LIZCANO, EMMANUEL
Aunque sea término de acuñación reciente, lo imaginario o con mayor
precisión, su apreciación explícita en la vida colectiva- ha venido sufriendo a lo largo de
la historia un permanente vaivén de reconocimientos, o incluso exaltaciones, y
ninguneos, cuando no rechazos y persecuciones. En el llamado Occidente, el primer
rechazo aparece con el tópico y mítico- milagro griego, según el cual el logos habría
reemplazado al mithos. Aunque posiblemente, como apunta Antonio Machado, no
fuera la razón, sino la creencia en la razón, la que sustituyó en Grecia la creencia en los
dioses, lo cierto es que allí, por vez primera, el mito de la razón ocupó el lugar que
habitaban las razones del mito. La descomposición de la Grecia clásica daría paso,
siglos más tarde, a esa eclosión del imaginario popular medieval que tan acertadamente
ha descrito, entre otros, Mijail Bajtin.

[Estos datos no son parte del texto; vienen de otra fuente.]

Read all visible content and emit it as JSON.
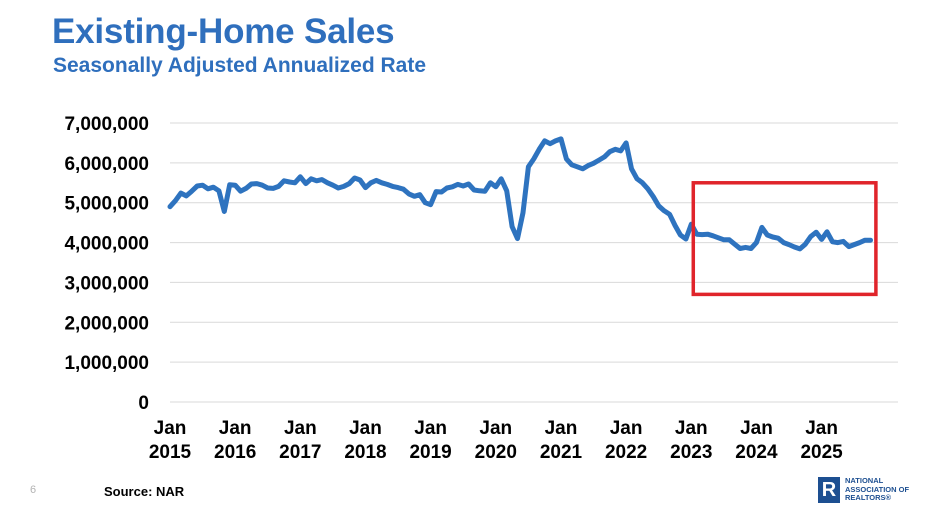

Posteriormente, al Renacimiento del
intelectualismo griego y a los nacimientos paralelos del puritanismo iconoclasta
protestante y de la ciencia moderna (nacimiento éste, por cierto, tan mítico como
cualquier otro), se contrapuso esa exuberancia de imágenes y ficciones que todos
reconocemos en el barroco. Sofocado éste, a su vez, por las Luces de una Razón de
nuevo convertida en diosa por la burguesía ilustrada, los poderes de lo imaginario
aflorarán de nuevo con el romanticismo, con su sospecha hacia la racionalidad científica
abstracta y su exaltación de lo emocional y telúrico. Para acabar llegando así a nuestros
días, en que, a partir de los años 70, la llamada posmodernidad pone en tela de juicio
todos los tópicos modernos y ensalza, una vez más, la virtud de la representación sobre
lo representado, de lo virtual sobre lo que se tiene por real, de los sueños sobre ese
sueño acartonado que sería la razón en vigilia, vigilante.